Requires Python 3.10+. Runtime dependencies: `httpx>=0.28.1`.

## Quickstart

```python
from ghostcrawl import GhostcrawlClient

# Reads GHOSTCRAWL_API_KEY from environment, or pass token= explicitly
client = GhostcrawlClient(token="gck_live_YOUR_KEY")

# Scrape a URL
result = client.scrape(url="https://example.com", format="markdown")
print(result["content"])

# Start a crawl
run = client.crawl_runs.start(url="https://example.com", max_depth=2, max_pages=50)
print(run["run_id"])

# Web search
results = client.search(query="latest AI research", engine="google", limit=10)
for r in results["results"]:
    print(r["title"], r["url"])
```

## Authentication

```python
import os
from ghostcrawl import GhostcrawlClient

# Option 1: pass token directly
client = GhostcrawlClient(token="gck_live_YOUR_KEY")

# Option 2: set environment variable (recommended for production)
os.environ["GHOSTCRAWL_API_KEY"] = "gck_live_YOUR_KEY"
client = GhostcrawlClient()
```

Every request sends `Authorization: Bearer <token>`. This is the only auth scheme the API accepts.

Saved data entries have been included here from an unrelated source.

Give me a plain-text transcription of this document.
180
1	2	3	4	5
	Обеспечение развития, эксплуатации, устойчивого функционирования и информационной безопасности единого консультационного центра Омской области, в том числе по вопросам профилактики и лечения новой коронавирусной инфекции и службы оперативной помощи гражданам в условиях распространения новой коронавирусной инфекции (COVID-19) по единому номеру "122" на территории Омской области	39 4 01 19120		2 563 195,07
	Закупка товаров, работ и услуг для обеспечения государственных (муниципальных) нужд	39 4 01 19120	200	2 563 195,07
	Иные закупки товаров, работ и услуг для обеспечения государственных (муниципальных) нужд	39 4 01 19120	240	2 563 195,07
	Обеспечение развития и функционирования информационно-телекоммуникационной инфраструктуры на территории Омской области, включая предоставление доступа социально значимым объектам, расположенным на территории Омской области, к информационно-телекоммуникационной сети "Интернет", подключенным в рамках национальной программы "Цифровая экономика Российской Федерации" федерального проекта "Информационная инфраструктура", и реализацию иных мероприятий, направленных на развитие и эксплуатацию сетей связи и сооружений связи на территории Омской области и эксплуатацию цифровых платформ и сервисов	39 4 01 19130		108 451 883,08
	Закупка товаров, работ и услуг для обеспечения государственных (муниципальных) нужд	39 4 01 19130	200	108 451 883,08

## Extract structured data

```python
from ghostcrawl import GhostcrawlClient

client = GhostcrawlClient(token="gck_live_YOUR_KEY")

# Define a schema and extract matching data
data = client.extract(
    url="https://example.com/product",
    schema={
        "type": "object",
        "properties": {
            "name": {"type": "string"},
            "price": {"type": "number"},
            "description": {"type": "string"},
        },
    },
)
print(data["name"], data["price"])
```

## Browser sessions

```python
from ghostcrawl import GhostcrawlClient

client = GhostcrawlClient(token="gck_live_YOUR_KEY")

# Create a session
session = client.sessions.create(profile_name="my-profile")
session_id = session["session_id"]

# Extend and release
client.sessions.extend(session_id, duration_seconds=600)
client.sessions.release(session_id)
```

## Error handling

```python
from ghostcrawl import GhostcrawlClient, AuthenticationError, RateLimitError, APIError

client = GhostcrawlClient(token="gck_live_YOUR_KEY")

try:
    result = client.scrape(url="https://example.com")
except AuthenticationError:
    print("Invalid API key — check your token")
except RateLimitError:
    print("Rate limit reached — retry after a short delay")
except APIError as e:
    print(f"Server error: {e.status_code}")
```

## Context manager

```python
from ghostcrawl import GhostcrawlClient

with GhostcrawlClient(token="gck_live_YOUR_KEY") as client:
    result = client.scrape(url="https://example.com")
    print(result)
# HTTP connection is closed automatically
```

## All resources

| Resource | Client attribute | Key operations |
|----------|-----------------|----------------|
| Scraping | `client.scrape(url=…)` | Render and return page content |
| Web search | `client.search(query=…)` | Search Google, Bing, DuckDuckGo |
| Data extraction | `client.extract(url=…, schema=…)` | Structured JSON from any page |
| Deep crawl | `client.crawl(url=…)` | Crawl a site depth-first |
| URL map | `client.map(url=…)` | Discover all reachable URLs |
| Crawl runs | `client.crawl_runs` | start, list, get, cancel |
| Sessions | `client.sessions` | create, extend, release |
| Profiles | `client.profiles` | list, get, create, update, delete |
| Webhooks | `client.webhooks` | list, get, create, delete, rotate-secret |
| Schedules | `client.schedules` | list, get, create, delete |
| Datasets | `client.datasets` | list, get, create, delete, append rows |
| Recordings | `client.recordings` | list, get, delete |
| Key-Value Store | `client.kv` | get, set, delete |
| Account | `client.me()` | Get account info and usage |

## LangChain integration

```bash
pip install ghostcrawl-langchain
```

```python
from ghostcrawl_langchain import GhostcrawlScrape, GhostcrawlSearch

scrape_tool = GhostcrawlScrape()
search_tool = GhostcrawlSearch()
```

## Self-hosted

```python
client = GhostcrawlClient(
    token="gck_live_YOUR_KEY",
    base_url="http://localhost:8080",  # your self-hosted instance
)
```

## License

Proprietary — GhostCrawl Software License. See [LICENSE](LICENSE).